La soggettivazione indica qui semplicemente la presenza dell’enunciatore rispetto ai contenuti, oppure il suo ritrarsi. Questa opposizione naturalmente è gradualizzata e può essere espressa in termini di forza illocutiva d’assunzione e di distacco ironico o di smarcamento argomentativo. In Wild at Heart assistiamo a una tematizzazione dell’assunzione enunciazionale demarcata dal brano musicale 1m Abendrot di Strauss.
La drammatizzazione di un tramonto (di un’estinzione) è l’incorniciamento che include prologo e persino finale stucchevole del film; è insomma un meta-incorniciamento, che oppone dei valori propri a quelli impropri, declinati lungo il corpo centrale del film e che riguardano la forma di vita di protagonisti e antagonisti. L’assunzione dei valori di quella musica che drammatizza il “tutto fuoco” è correlativa, a un livello di incorniciativo subordinato, di una reiezione dei valori narrati, lasciando il profilo discorsivo del film, lungo il suo svolgimento, sospeso tra un’impersonalità fuorclusiva (non assunzione dei valori) e un’impersonalità inclusiva (non reiezione dai valori enunciati). Ciò costruisce una stratificazione di toni (tra le cornici enunciazionali e il narrato.) e una politonia dove s’avvicendano atteggiamenti enunciazionali “deboli”, che fanno sentire lo spettatore ora come incluso ora come fuorcluso dagli stereotipi e dalle sensibilizzazioni che attraversano il film. Ciò genericamente costruisce quella sensazione che il film proceda di per sé, come un giocattolo variopinto, per il resto privo di prese di posizione. Le cose non sono però evidentemente così banali. La politonia interroga lo spettatore, gli slittamenti da esclusione/inclusione e viceversa provocano una sorta di interrogazione della possibile soggettivazione o della totale desoggettivazione dei valori fruiti lungo la visione del film. Non bastasse, la ripulsa degli estremi (un prologo di violenza gratuita, un finale di inedita caramellosità) finisce con il costruire un ponte tra l’assunzione enunciazionale principale e le ceneri del viaggio infuocato e fiabesco dei protagonisti.

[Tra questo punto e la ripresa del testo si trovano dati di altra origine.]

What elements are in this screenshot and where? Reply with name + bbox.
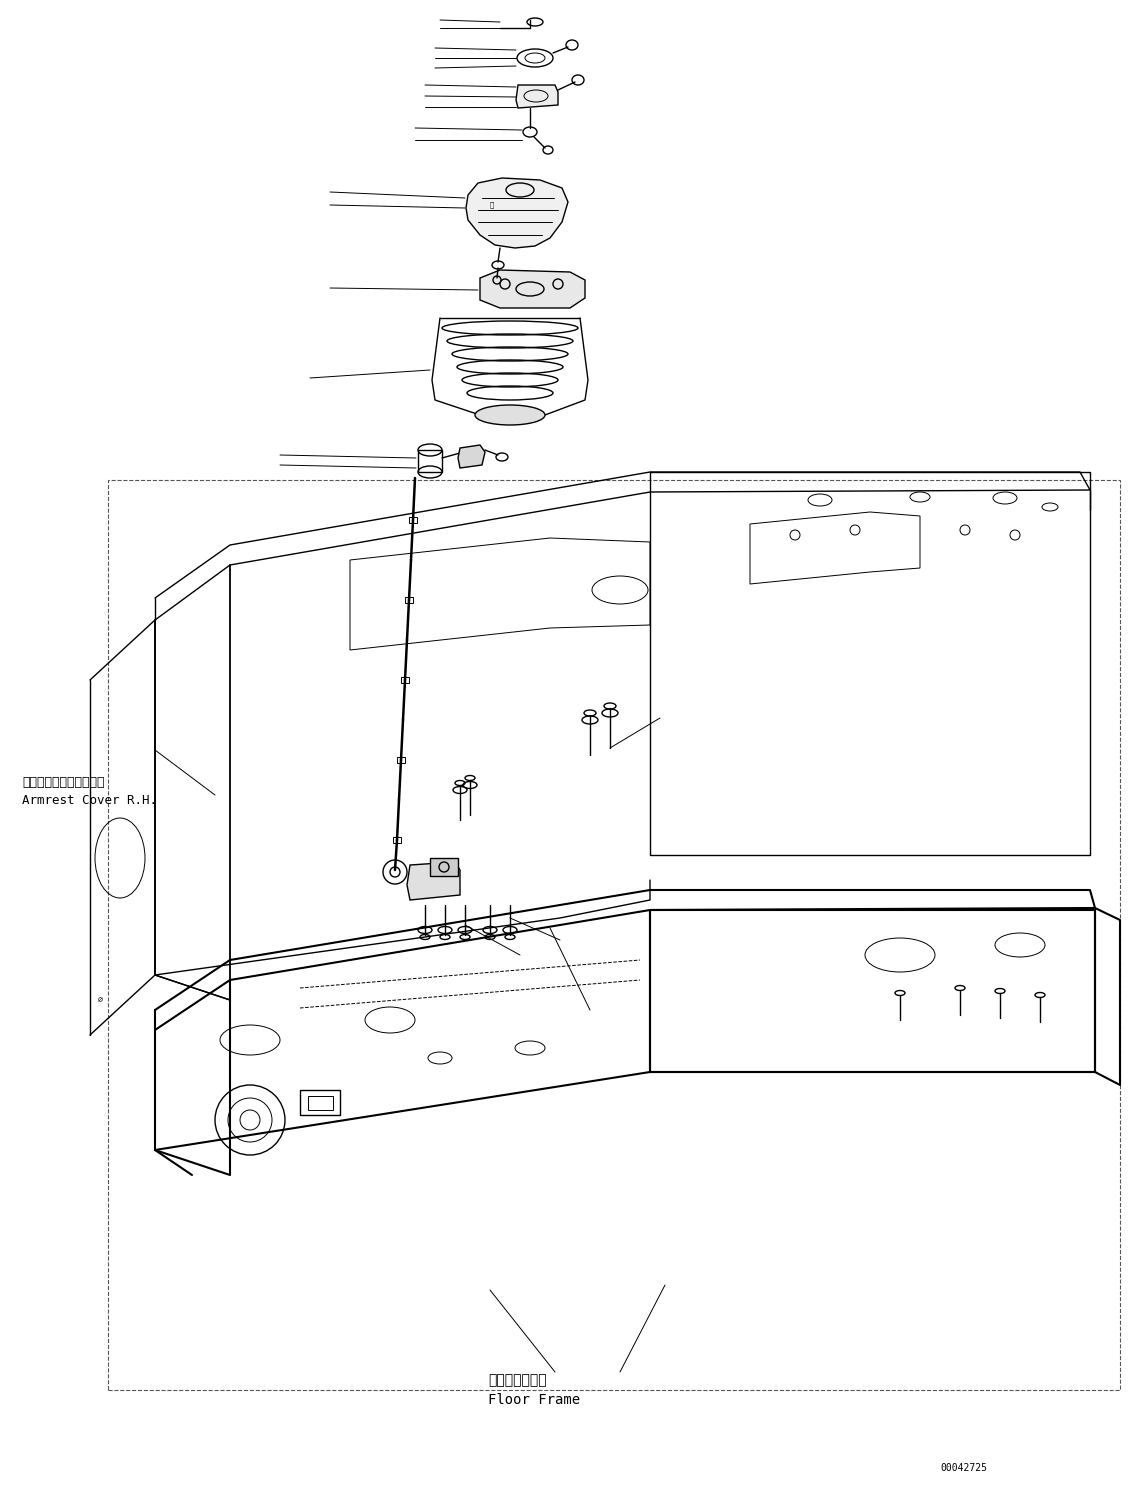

Mentre il tono globale si accorda in risonanza con il tramonto dei sogni, quello locale si sintonizza su qualche stazione radio, prodiga di canzoni, o su qualche scena di genere. L’impersonalità del tono sottende talora l’improbabilità di quanto ci mostra (i. fuorclusiva), talaltra la sua plausibilità (i. inclusiva). In alcuni casi i percorsi passionali risultano estranei e inaccettabili, in altri li sentiamo corrispondere a un modo d’essere, ancorché non pienamente assunto enunciazionalmente.
Se si tiene conto di questa complessa distribuzione dei toni, nonché del sofisticato lavorio figurale che abbiamo descritto in precedenza, ecco allora che quella che appariva a prima vista come un’ambiguità costitutiva del film si rivela essere invece una piattaforma discorsiva che re-gistra uno specifico traffico argomentativo e un dissidio di toni co-occorenti che purtuttavia mira a pervenire a un raffinamento isotopico assumibile da parte dell’istanza dell’enunciazione che regge l’intera opera. Nel caso specifico di Wild at Heart i toni locali restano impersonali e non solo non divengono concorrenziali del tono enunciazionale reggente, ma compartecipano incidentalmente a raffinarne l’isotopia.